7. wh positive, wih negative, bhh positive, bih negative - converges
8. wh positive, wih negative, bhh negative, bih positive - not converging (sum of coefficients is negative)
9. wh positive, wih negative, bhh positive, bih positive - sum of coeffs is positive, converges

10. wh negative, wih negative (very small), bhh negative, bih negative - not converging
11. wh negative, wih negative (very small), bhh positive, bih negative - converges
12. wh negative, wih negative, bhh positive, bih positive - sum of coefficients is negative, converges

# Conclusion and final thoughts
The weights should ideally converge to 1, or the identity matrix, since we are essentially adding each input (or its negation) to the accumulated sum.

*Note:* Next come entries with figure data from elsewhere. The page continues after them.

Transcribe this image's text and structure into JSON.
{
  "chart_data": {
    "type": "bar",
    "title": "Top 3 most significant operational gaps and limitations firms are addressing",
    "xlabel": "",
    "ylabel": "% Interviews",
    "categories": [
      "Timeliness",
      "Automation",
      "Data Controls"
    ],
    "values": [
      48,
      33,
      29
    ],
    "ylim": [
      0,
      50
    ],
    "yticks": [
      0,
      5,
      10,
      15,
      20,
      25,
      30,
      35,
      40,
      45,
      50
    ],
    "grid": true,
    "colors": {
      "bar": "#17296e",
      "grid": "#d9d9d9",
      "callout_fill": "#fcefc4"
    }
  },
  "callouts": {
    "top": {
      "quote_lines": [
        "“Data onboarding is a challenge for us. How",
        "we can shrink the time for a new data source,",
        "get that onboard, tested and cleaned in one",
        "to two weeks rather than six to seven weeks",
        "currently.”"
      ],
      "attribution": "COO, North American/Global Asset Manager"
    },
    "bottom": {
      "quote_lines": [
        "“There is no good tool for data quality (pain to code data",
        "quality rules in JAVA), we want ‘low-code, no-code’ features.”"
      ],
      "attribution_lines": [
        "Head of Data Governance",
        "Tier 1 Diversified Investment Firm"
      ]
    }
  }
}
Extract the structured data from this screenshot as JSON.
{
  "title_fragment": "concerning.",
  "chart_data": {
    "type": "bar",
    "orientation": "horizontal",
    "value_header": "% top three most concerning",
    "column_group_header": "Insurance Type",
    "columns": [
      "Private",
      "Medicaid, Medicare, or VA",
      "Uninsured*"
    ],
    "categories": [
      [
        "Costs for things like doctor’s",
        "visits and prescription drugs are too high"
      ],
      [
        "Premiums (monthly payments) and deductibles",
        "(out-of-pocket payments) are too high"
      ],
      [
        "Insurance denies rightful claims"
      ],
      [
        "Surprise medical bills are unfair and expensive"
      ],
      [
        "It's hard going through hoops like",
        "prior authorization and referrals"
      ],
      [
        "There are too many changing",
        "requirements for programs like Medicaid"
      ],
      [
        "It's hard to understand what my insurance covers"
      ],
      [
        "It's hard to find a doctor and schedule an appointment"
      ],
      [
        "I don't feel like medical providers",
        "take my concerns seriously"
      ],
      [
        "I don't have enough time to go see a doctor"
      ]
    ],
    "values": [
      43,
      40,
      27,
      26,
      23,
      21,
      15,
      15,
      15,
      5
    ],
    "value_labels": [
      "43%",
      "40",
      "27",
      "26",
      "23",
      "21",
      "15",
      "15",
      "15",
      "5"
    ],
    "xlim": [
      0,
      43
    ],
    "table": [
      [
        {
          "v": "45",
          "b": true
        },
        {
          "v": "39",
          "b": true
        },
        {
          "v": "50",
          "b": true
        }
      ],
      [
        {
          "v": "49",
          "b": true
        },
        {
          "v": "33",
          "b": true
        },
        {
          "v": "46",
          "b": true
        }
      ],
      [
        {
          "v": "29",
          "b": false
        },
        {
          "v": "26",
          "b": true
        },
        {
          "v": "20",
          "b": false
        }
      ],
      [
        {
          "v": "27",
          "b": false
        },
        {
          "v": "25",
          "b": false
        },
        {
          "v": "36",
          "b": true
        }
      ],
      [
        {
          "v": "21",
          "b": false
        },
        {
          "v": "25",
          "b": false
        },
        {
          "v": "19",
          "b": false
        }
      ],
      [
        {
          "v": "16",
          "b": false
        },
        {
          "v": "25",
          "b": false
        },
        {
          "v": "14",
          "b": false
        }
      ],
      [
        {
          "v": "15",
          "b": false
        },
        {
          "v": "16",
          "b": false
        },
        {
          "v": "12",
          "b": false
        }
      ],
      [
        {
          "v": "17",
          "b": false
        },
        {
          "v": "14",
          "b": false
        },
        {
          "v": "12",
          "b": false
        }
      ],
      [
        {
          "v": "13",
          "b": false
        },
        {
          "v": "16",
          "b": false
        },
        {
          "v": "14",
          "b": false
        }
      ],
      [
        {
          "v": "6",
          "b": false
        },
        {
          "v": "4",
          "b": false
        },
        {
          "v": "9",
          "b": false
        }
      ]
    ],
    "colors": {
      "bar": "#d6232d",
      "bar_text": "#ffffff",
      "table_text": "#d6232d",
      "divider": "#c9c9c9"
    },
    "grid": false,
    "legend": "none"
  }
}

ReLU outputs zero for any input that is negative or zero. If our weights are initialized with negative values, they might lead to negative outputs when applied to the inputs. If these negative outputs are passed through ReLU, they are clamped to zero. In that case we face information loss ($ReLU$ effectively discards negative signals) and gradient issues (if $ReLU$ outputs 0 in the forward pass, its gradient in the backward pass will also be 0. The way to address it would be to make sure that the initialized weights are positive or use an activation function which allows a small, non-zero output for negative inputs. That ensures proper convergence and prevents issues with zero gradients.